Regrettably, the party has been deterring, not attracting, electoral support. Right-wing factionalism does not deliver victories for Labour. It undermines the party’s functioning, both internally and also in elections.
It has been a mistake, with damaging consequences, that the party recently abandoned its democratic traditions. It is a mistake that Annual Conference can help to correct.

The long standing custom and practice was that party members discussed and adopted positions on matters across the full range of party business and policy. The culture, of encouraging internal debate, helped our party became one of the largest political parties in Europe. It also assisted the leadership, keeping it in touch with our members, who form the backbone of our local campaigns.

Our members are important to our success. The stifling of internal democracy is unfortunately damaging the party and this is benefiting our electoral opponents.

Annual Conference needs to shift the party’s focus on to fighting the Tories. Delegates can best assist the party in achieving such a re-orientation by rejecting the NEC’s recommendation on the General Secretary.

Below are some Frequently Asked Questions (FAQ) about the election of the General Secretary.

Frequently Asked Questions:

Does the General Secretary require Party Conference 21 approval?

Yes. The Labour Party is an unincorporated association. It is governed by the contract between members (the Rules). These Rules are contractually enforceable terms between all members (NOT Party and members). The Rules (contract) detailing the appointment of the General Secretary are in Chapter 4 clause II, sub clause 4.A:
Election of General Secretary
A) The General Secretary shall be elected by Party conference on the recommendation of the NEC and shall be an ex-officio member of Party conference. S/he shall devote her or his whole time to the work of the Party and shall not be eligible to act as a parliamentary candidate. S/he shall remain in office so long as her/ his work gives satisfaction to the NEC and Party conference. Should a vacancy in the office occur, for whatever reason, between Party conferences, the NEC shall have full power to fill the vacancy subject to the approval of Party conference.
The Rules (contract) specifically states that ‘The General Secretary shall be elected by Party conference…’. The use of ‘shall’ makes this a mandatory provision.

Upon the resignation of Jennie Formby as General Secretary, on 04/05/2020, a vacancy occurred between Conferences. The Rules permit the NEC to fill an immediate vacancy, ‘subject to the approval of Party Conference’. The NEC exercised this temporary authority on 26/05/2020 when it appointed David Evans to act as General Secretary subject to Conference Approval.

The requirement that the appointment be subject to Conference Approval is a contractually dependant condition. This means that for the main contractual provision to enter into legal force the dependant condition (Conference approval) must also be properly fulfilled. If it is not then the General Secretary appointment made by the NEC would be voided and rendered ultra vires.
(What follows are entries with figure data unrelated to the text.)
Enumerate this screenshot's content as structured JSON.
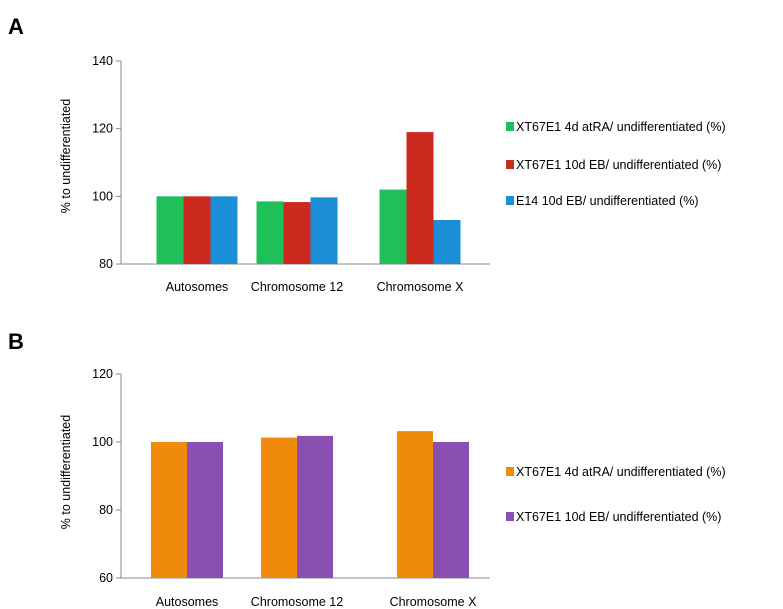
{
  "chart_data": [
    {
      "type": "bar",
      "panel_label": "A",
      "ylabel": "% to undifferentiated",
      "ylim": [
        80,
        140
      ],
      "yticks": [
        80,
        100,
        120,
        140
      ],
      "categories": [
        "Autosomes",
        "Chromosome 12",
        "Chromosome X"
      ],
      "series": [
        {
          "name": "XT67E1 4d atRA/ undifferentiated (%)",
          "color": "#1fbf5a",
          "values": [
            100,
            98.5,
            102
          ]
        },
        {
          "name": "XT67E1 10d EB/ undifferentiated (%)",
          "color": "#cc2a1f",
          "values": [
            100,
            98.3,
            119
          ]
        },
        {
          "name": "E14 10d EB/ undifferentiated (%)",
          "color": "#1a8fd8",
          "values": [
            100,
            99.7,
            93
          ]
        }
      ],
      "legend_position": "right",
      "grid": false
    },
    {
      "type": "bar",
      "panel_label": "B",
      "ylabel": "% to undifferentiated",
      "ylim": [
        60,
        120
      ],
      "yticks": [
        60,
        80,
        100,
        120
      ],
      "categories": [
        "Autosomes",
        "Chromosome 12",
        "Chromosome X"
      ],
      "series": [
        {
          "name": "XT67E1 4d atRA/ undifferentiated (%)",
          "color": "#f08a0a",
          "values": [
            100,
            101.3,
            103.2
          ]
        },
        {
          "name": "XT67E1 10d EB/ undifferentiated (%)",
          "color": "#8b4fb4",
          "values": [
            100,
            101.8,
            100
          ]
        }
      ],
      "legend_position": "right",
      "grid": false
    }
  ]
}
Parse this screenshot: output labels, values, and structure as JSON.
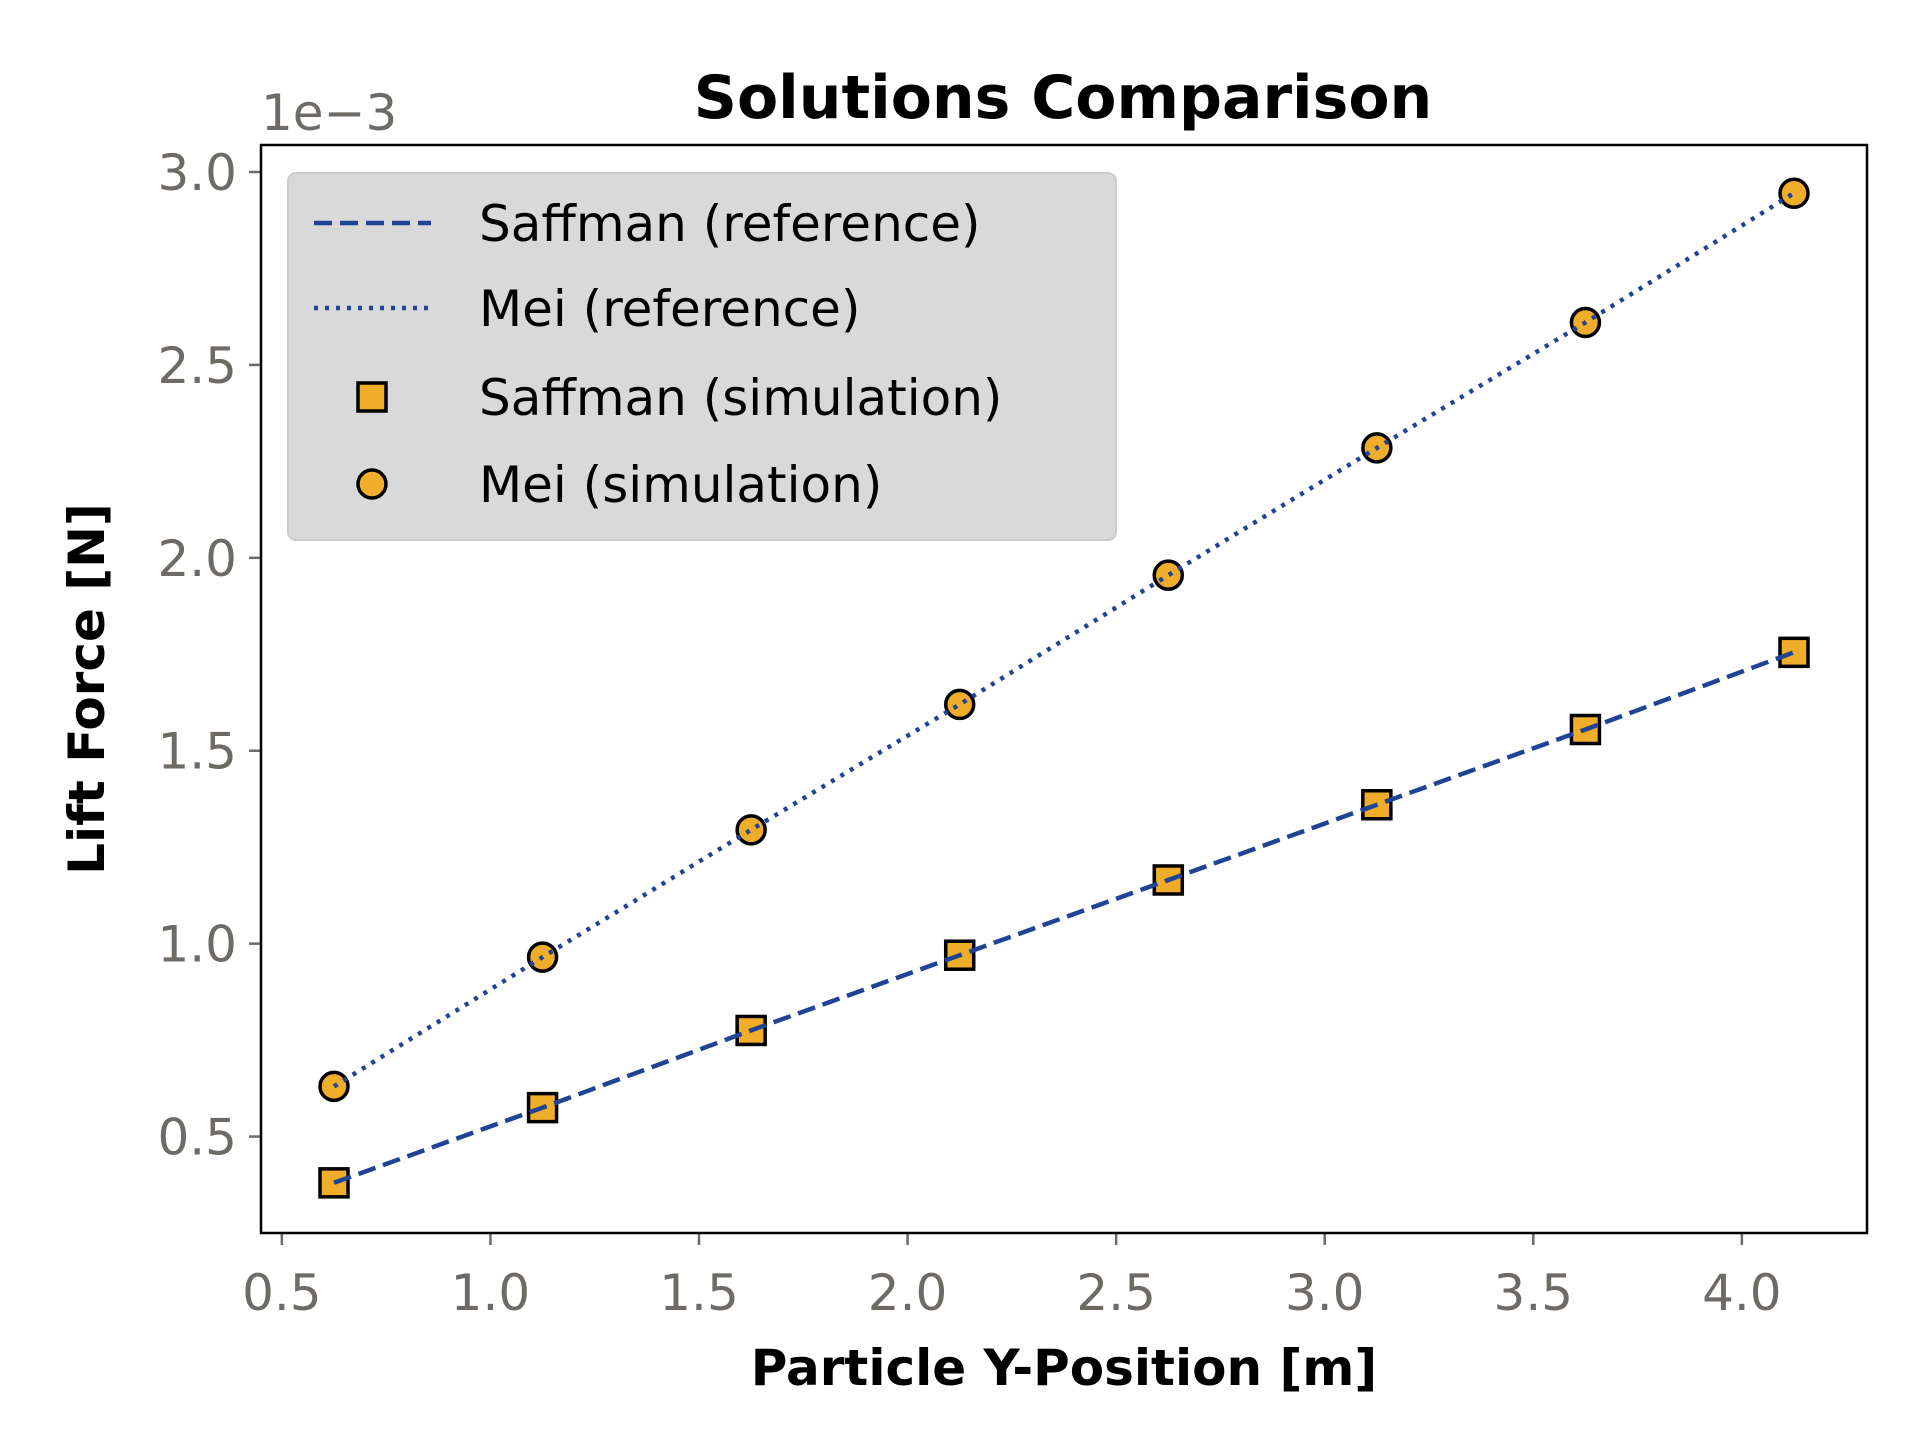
{
  "chart_data": {
    "type": "scatter",
    "title": "Solutions Comparison",
    "xlabel": "Particle Y-Position [m]",
    "ylabel": "Lift Force [N]",
    "y_offset_label": "1e−3",
    "xlim": [
      0.45,
      4.3
    ],
    "ylim": [
      0.25,
      3.07
    ],
    "x_ticks": [
      0.5,
      1.0,
      1.5,
      2.0,
      2.5,
      3.0,
      3.5,
      4.0
    ],
    "x_tick_labels": [
      "0.5",
      "1.0",
      "1.5",
      "2.0",
      "2.5",
      "3.0",
      "3.5",
      "4.0"
    ],
    "y_ticks": [
      0.5,
      1.0,
      1.5,
      2.0,
      2.5,
      3.0
    ],
    "y_tick_labels": [
      "0.5",
      "1.0",
      "1.5",
      "2.0",
      "2.5",
      "3.0"
    ],
    "grid": false,
    "legend_placement": "top-left",
    "x": [
      0.625,
      1.125,
      1.625,
      2.125,
      2.625,
      3.125,
      3.625,
      4.125
    ],
    "series": [
      {
        "name": "Saffman (reference)",
        "kind": "line",
        "style": "dashed",
        "color": "#1f4496",
        "values": [
          0.38,
          0.575,
          0.775,
          0.97,
          1.165,
          1.36,
          1.555,
          1.755
        ]
      },
      {
        "name": "Mei (reference)",
        "kind": "line",
        "style": "dotted",
        "color": "#1f4496",
        "values": [
          0.63,
          0.965,
          1.295,
          1.62,
          1.955,
          2.285,
          2.61,
          2.945
        ]
      },
      {
        "name": "Saffman (simulation)",
        "kind": "marker",
        "marker": "square",
        "color": "#f0ad2a",
        "values": [
          0.38,
          0.575,
          0.775,
          0.97,
          1.165,
          1.36,
          1.555,
          1.755
        ]
      },
      {
        "name": "Mei (simulation)",
        "kind": "marker",
        "marker": "circle",
        "color": "#f0ad2a",
        "values": [
          0.63,
          0.965,
          1.295,
          1.62,
          1.955,
          2.285,
          2.61,
          2.945
        ]
      }
    ],
    "note_units": "y values are in units of 1e-3 N as printed on the axis"
  }
}
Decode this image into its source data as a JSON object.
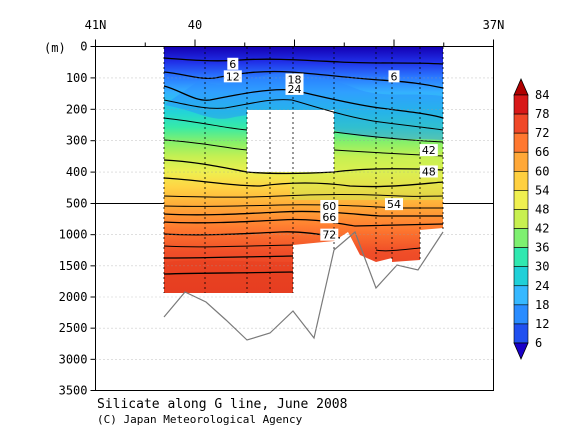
{
  "chart_data": {
    "type": "heatmap",
    "title": "Silicate along G line, June 2008",
    "credit": "(C) Japan Meteorological Agency",
    "ylabel": "(m)",
    "x_axis": {
      "position": "top",
      "ticks": [
        {
          "value": 41,
          "label": "41N"
        },
        {
          "value": 40,
          "label": "40"
        },
        {
          "value": 37,
          "label": "37N"
        }
      ],
      "range": [
        41,
        37
      ]
    },
    "y_axis": {
      "break_at": 500,
      "upper_range": [
        0,
        500
      ],
      "lower_range": [
        500,
        3500
      ],
      "ticks": [
        0,
        100,
        200,
        300,
        400,
        500,
        1000,
        1500,
        2000,
        2500,
        3000,
        3500
      ]
    },
    "colorbar": {
      "levels": [
        6,
        12,
        18,
        24,
        30,
        36,
        42,
        48,
        54,
        60,
        66,
        72,
        78,
        84
      ],
      "colors": [
        "#1a00c8",
        "#2050f0",
        "#2a8cff",
        "#36b8ff",
        "#20d0d8",
        "#30e8b0",
        "#7ef070",
        "#c8f050",
        "#f0f050",
        "#ffd040",
        "#ffa838",
        "#ff7830",
        "#f04828",
        "#d81818",
        "#b00000"
      ]
    },
    "contour_labels": [
      {
        "value": 6,
        "lat": 39.62,
        "depth": 55
      },
      {
        "value": 12,
        "lat": 39.62,
        "depth": 95
      },
      {
        "value": 18,
        "lat": 39.0,
        "depth": 105
      },
      {
        "value": 24,
        "lat": 39.0,
        "depth": 135
      },
      {
        "value": 6,
        "lat": 38.0,
        "depth": 95
      },
      {
        "value": 42,
        "lat": 37.65,
        "depth": 330
      },
      {
        "value": 48,
        "lat": 37.65,
        "depth": 398
      },
      {
        "value": 54,
        "lat": 38.0,
        "depth": 510
      },
      {
        "value": 60,
        "lat": 38.65,
        "depth": 540
      },
      {
        "value": 66,
        "lat": 38.65,
        "depth": 720
      },
      {
        "value": 72,
        "lat": 38.65,
        "depth": 1000
      }
    ]
  }
}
As an analogy. A tennis club board agree to hire a new groundskeeper, but it is subject to the approval of the Club honorary President. The President refuses to give approval. In these circumstances any contract of employment is voided because the Club Board do not have the legal authority to agree any such contract unilaterally.

The exact same principle applies to the NEC. It has limited contractual authority to appoint a General Secretary for a temporary period subject to the dependant condition of Conference approval. In the event Conference does not approve the appointment then the NEC authority is voided, and any contract of employment entered into by the NEC would be ultra vires. Any decisions made by such a General Secretary, on the basis of authority given directly or delegated from the NEC would be ultra vires. Any expenditures made by, or authorised by this person would be ultra vires and would amount to a misapplication of funds by the NEC and could be sued for directly from the individual members of the NEC.